Paris is positioning itself as a major European hub for “physical AI” through the MACHINA by RAISE 2026 event, held in the French capital on July 7, 2026. While the global robotics conference circuit remains dominated by US and Asian gatherings, MACHINA aims to carve out a distinctly European vision for the convergence of AI and physical systems. The event, embedded within the broader RAISE ecosystem known for its high-level AI policy and industry dialogues, shifts focus from purely digital AI to robotics, autonomous systems, and embodied intelligence.
Rather than a traditional trade show, MACHINA frames itself as a platform for strategic European collaboration, bringing together researchers, startups, industrial players, and policymakers.

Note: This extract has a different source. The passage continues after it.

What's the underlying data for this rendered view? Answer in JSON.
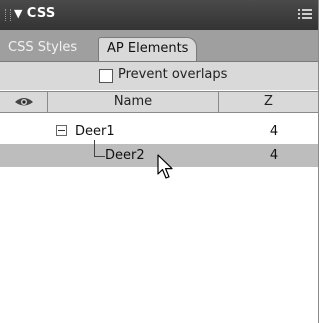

Organizers stressed that Europe’s approach must leverage its strengths in ethical governance, sustainable manufacturing, and human-centric design, countering narratives that the physical AI race is already sealed by American and Chinese heavyweights. French officials, including representatives from the Élysée and the Ministry of the Economy, used the occasion to announce a new national initiative channeling €200 million over three years into robotics and embedded AI research, alongside a regulatory sandbox for physical AI applications in logistics, healthcare, and smart infrastructure.
Keynotes and panels featured voices such as Bruno Maisonnier, founder of Aldebaran Robotics, and executives from Siemens and Safran, who discussed challenges around hardware reliability, safety certification, and data sharing across borders. A notable quote from a government minister declared: “Physical AI is not a future trend—it is reshaping industry today. Paris intends to be the place where European talent meets capital and regulation meets innovation.” Several startups showcased prototypes: cobots for precision agriculture, AI-powered exoskeletons for factory workers, and autonomous last-mile delivery robots designed with strict privacy safeguards.
The event also highlighted Europe’s edge in standards-setting, with the European Commission’s AI Act serving as a backdrop for discussions on liability and certification for physical AI systems. Over 2,000 attendees and 150 exhibiting companies participated, a significant jump from the previous year’s inaugural edition. Organizers noted that 40% of the startups came from outside France, signaling growing European-wide interest. Through MACHINA, Paris aims not only to attract research labs and venture capital but to shape the regulatory and ethical frameworks that could define the global physical AI market in the coming decade.